Most people infected with West Nile virus will experience mild or no symptoms, the health department said, but some can develop severe symptoms including high fever, headache, neck stiffness, stupor, disorientation, coma, tremors, convulsions, muscle weakness, vision loss, numbness and paralysis.
Symptoms may last several weeks, and neurological effects may be permanent. People are urged to take precautions to avoid being bitten by mosquitoes — especially people age 50 or older and people of all ages with compromised immune systems. Older people and those with compromised immune systems are most at risk for more serious symptoms, if they become infected.
“The confirmation of West Nile virus in mosquito samples indicates the presence of West Nile virus in the area,” Pigott said. “While there is no cause for alarm, we advise residents to cooperate with us in our efforts to reduce exposure to West Nile virus and other mosquito-borne diseases.”
To avoid mosquito bites:
- Minimize outdoor activities between dusk and dawn.
- Wear shoes and socks, long pants and long-sleeved shirts when mosquitoes are active.
- Use mosquito repellent, following label directions carefully.
- Make sure all windows and doors have screens, and that all screens are in good repair.

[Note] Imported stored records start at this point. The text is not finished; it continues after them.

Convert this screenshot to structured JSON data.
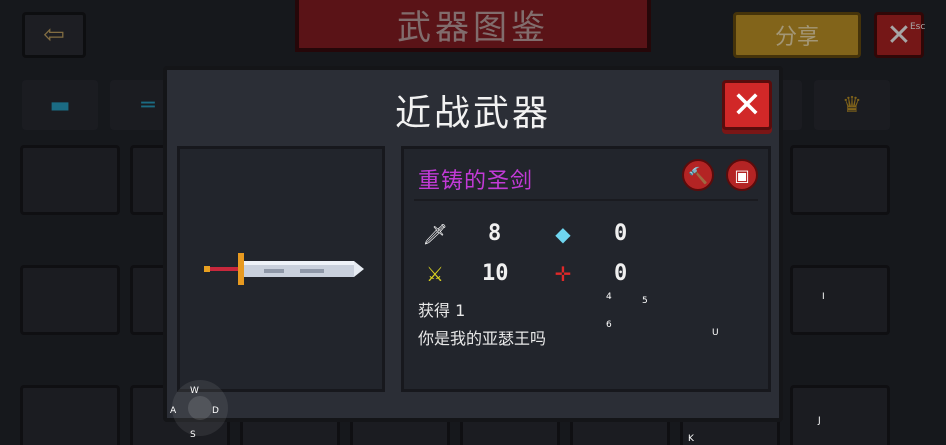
{
  "header": {
    "title": "武器图鉴",
    "back_icon": "back-arrow-icon",
    "share_label": "分享",
    "close_label": "✕",
    "esc_hint": "Esc"
  },
  "modal": {
    "title": "近战武器",
    "close_label": "✕"
  },
  "weapon": {
    "name": "重铸的圣剑",
    "name_color": "#c23ad6",
    "attack": "8",
    "energy": "0",
    "crit": "10",
    "accuracy": "0",
    "acquire_label": "获得",
    "acquire_count": "1",
    "description": "你是我的亚瑟王吗"
  },
  "key_hints": {
    "w": "W",
    "a": "A",
    "s": "S",
    "d": "D",
    "k4": "4",
    "k5": "5",
    "k6": "6",
    "u": "U",
    "i": "I",
    "j": "J",
    "k": "K"
  },
  "colors": {
    "accent_red": "#d12828",
    "gold": "#c89a28",
    "banner": "#8a1e24"
  }
}
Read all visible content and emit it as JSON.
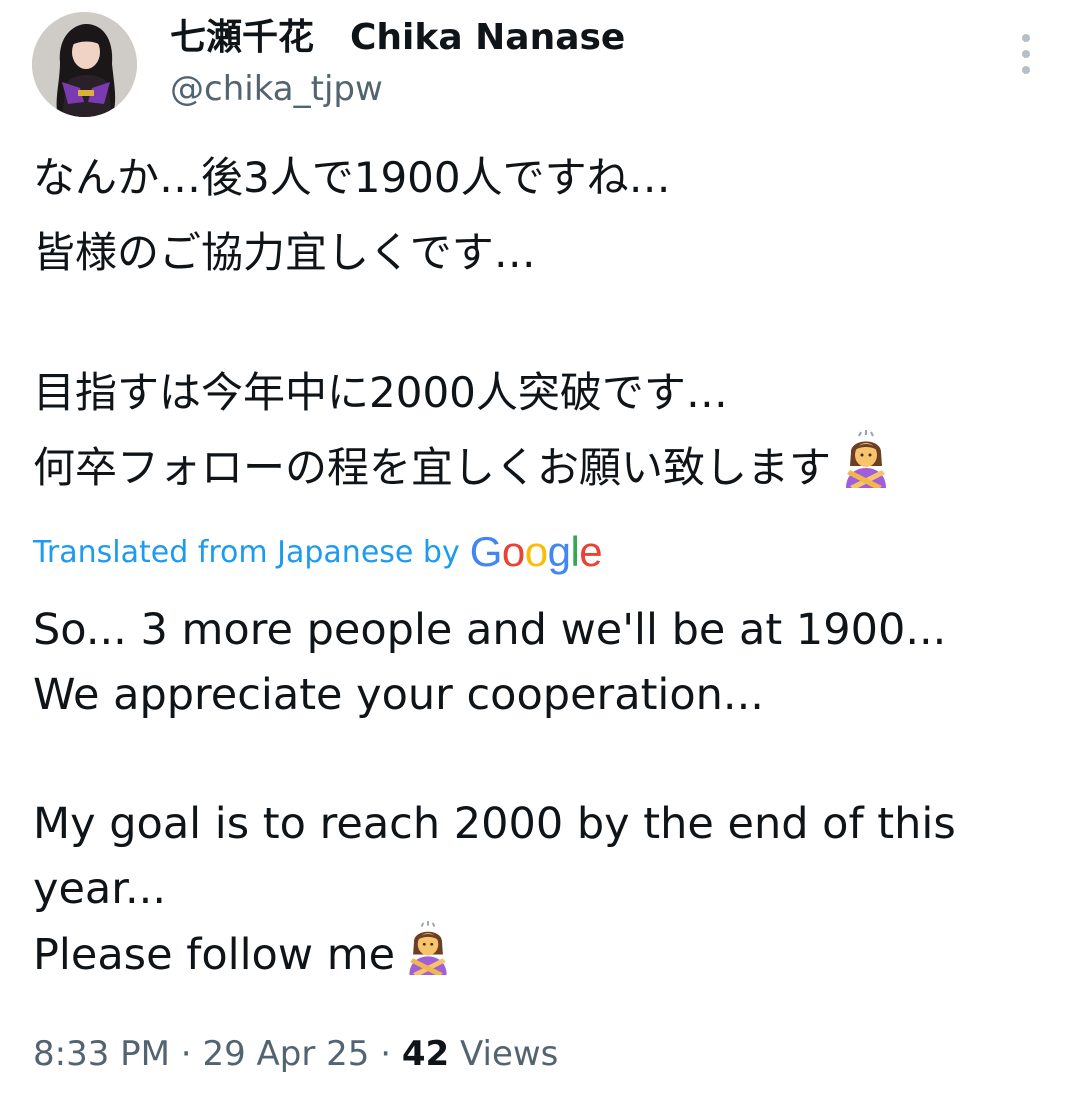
{
  "author": {
    "display_name": "七瀬千花　Chika Nanase",
    "handle": "@chika_tjpw"
  },
  "original_text": {
    "lines": [
      "なんか…後3人で1900人ですね…",
      "皆様のご協力宜しくです…",
      "目指すは今年中に2000人突破です…",
      "何卒フォローの程を宜しくお願い致します"
    ]
  },
  "translation_notice": {
    "label": "Translated from Japanese by",
    "provider": "Google"
  },
  "translated_text": {
    "lines": [
      "So... 3 more people and we'll be at 1900...",
      "We appreciate your cooperation...",
      "My goal is to reach 2000 by the end of this",
      "year...",
      "Please follow me"
    ]
  },
  "meta": {
    "time": "8:33 PM",
    "separator": " · ",
    "date": "29 Apr 25",
    "views_count": "42",
    "views_label": "Views"
  },
  "icons": {
    "more": "more-vertical-icon",
    "emoji": "person-gesturing-no-emoji"
  },
  "colors": {
    "link_blue": "#1d9bf0",
    "secondary_text": "#536471",
    "primary_text": "#0f1419"
  }
}
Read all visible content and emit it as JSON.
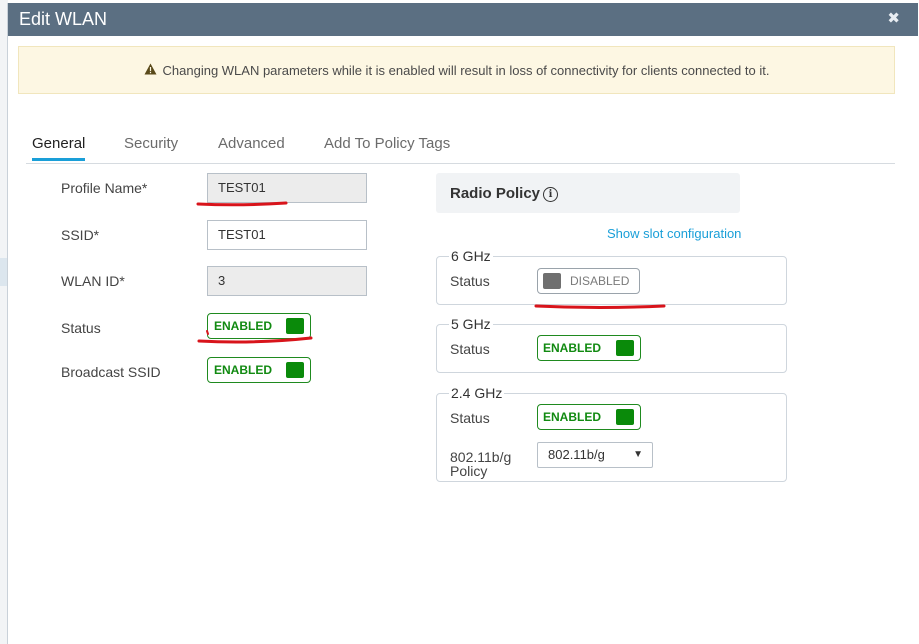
{
  "modal": {
    "title": "Edit WLAN",
    "close_glyph": "✖",
    "alert_icon": "warning-triangle-icon",
    "alert_text": "Changing WLAN parameters while it is enabled will result in loss of connectivity for clients connected to it."
  },
  "tabs": [
    {
      "label": "General",
      "active": true
    },
    {
      "label": "Security",
      "active": false
    },
    {
      "label": "Advanced",
      "active": false
    },
    {
      "label": "Add To Policy Tags",
      "active": false
    }
  ],
  "general": {
    "profile_name_label": "Profile Name*",
    "profile_name_value": "TEST01",
    "ssid_label": "SSID*",
    "ssid_value": "TEST01",
    "wlan_id_label": "WLAN ID*",
    "wlan_id_value": "3",
    "status_label": "Status",
    "status_value": "ENABLED",
    "broadcast_label": "Broadcast SSID",
    "broadcast_value": "ENABLED"
  },
  "radio_policy": {
    "title": "Radio Policy",
    "info_icon": "info-circle-icon",
    "show_slot_link": "Show slot configuration",
    "band_6": {
      "legend": "6 GHz",
      "status_label": "Status",
      "status_value": "DISABLED"
    },
    "band_5": {
      "legend": "5 GHz",
      "status_label": "Status",
      "status_value": "ENABLED"
    },
    "band_24": {
      "legend": "2.4 GHz",
      "status_label": "Status",
      "status_value": "ENABLED",
      "policy_label_1": "802.11b/g",
      "policy_label_2": "Policy",
      "policy_value": "802.11b/g"
    }
  },
  "colors": {
    "header_bg": "#5b6f82",
    "accent": "#1a9fd8",
    "enabled_green": "#0a8a0a",
    "annotation_red": "#d8141b",
    "alert_bg": "#fdf7e3"
  }
}
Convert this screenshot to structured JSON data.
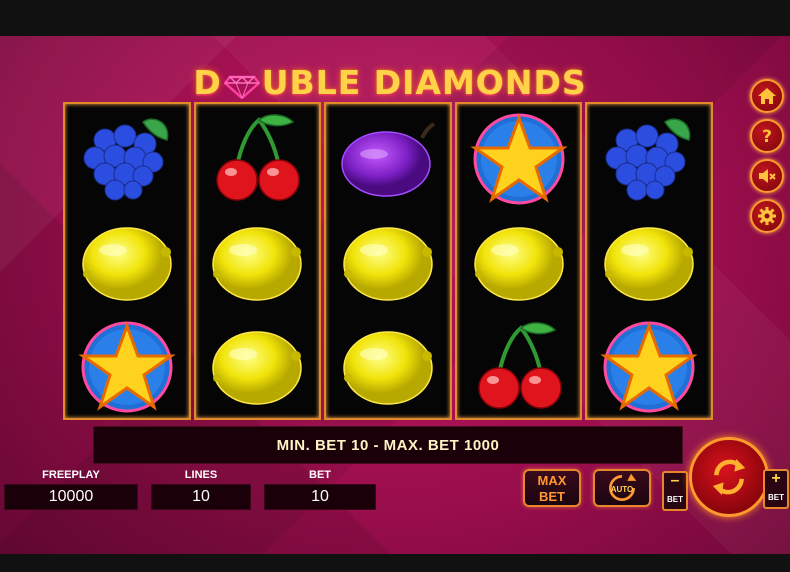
{
  "title": {
    "part1": "D",
    "part2": "UBLE DIAMONDS",
    "logo": "diamond-icon"
  },
  "reels": [
    [
      "grapes",
      "lemon",
      "star"
    ],
    [
      "cherries",
      "lemon",
      "lemon"
    ],
    [
      "plum",
      "lemon",
      "lemon"
    ],
    [
      "star",
      "lemon",
      "cherries"
    ],
    [
      "grapes",
      "lemon",
      "star"
    ]
  ],
  "info_text": "MIN. BET 10 - MAX. BET 1000",
  "fields": {
    "freeplay": {
      "label": "FREEPLAY",
      "value": "10000"
    },
    "lines": {
      "label": "LINES",
      "value": "10"
    },
    "bet": {
      "label": "BET",
      "value": "10"
    }
  },
  "buttons": {
    "max_bet_line1": "MAX",
    "max_bet_line2": "BET",
    "auto_label": "AUTO",
    "bet_minus_sign": "–",
    "bet_minus_label": "BET",
    "bet_plus_sign": "+",
    "bet_plus_label": "BET"
  },
  "side_icons": [
    "home-icon",
    "help-icon",
    "sound-off-icon",
    "settings-icon"
  ],
  "colors": {
    "background": "#a3104f",
    "accent": "#ff9a2c",
    "button_red": "#c1151d",
    "text_gold": "#ffd24a"
  }
}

- Keep mosquitoes from laying eggs inside and outside of your home. Once a week, empty and scrub, turn over, cover, or throw out containers that hold water, such as vases, pet water bowls, flowerpot saucers, discarded tires, buckets, pool covers, birdbaths, trash cans and rain barrels.
Dead birds may indicate the presence of West Nile virus in the area. To report dead birds, call the Bureau of Public Health Protection at 631-852-5999 from 9 a.m. to 4 p.m., Monday through Friday. Residents are encouraged to take a photograph of any bird in question.
To report mosquito problems or stagnant pools of water, call the Department of Public Works Vector Control Division at 631-852-4270.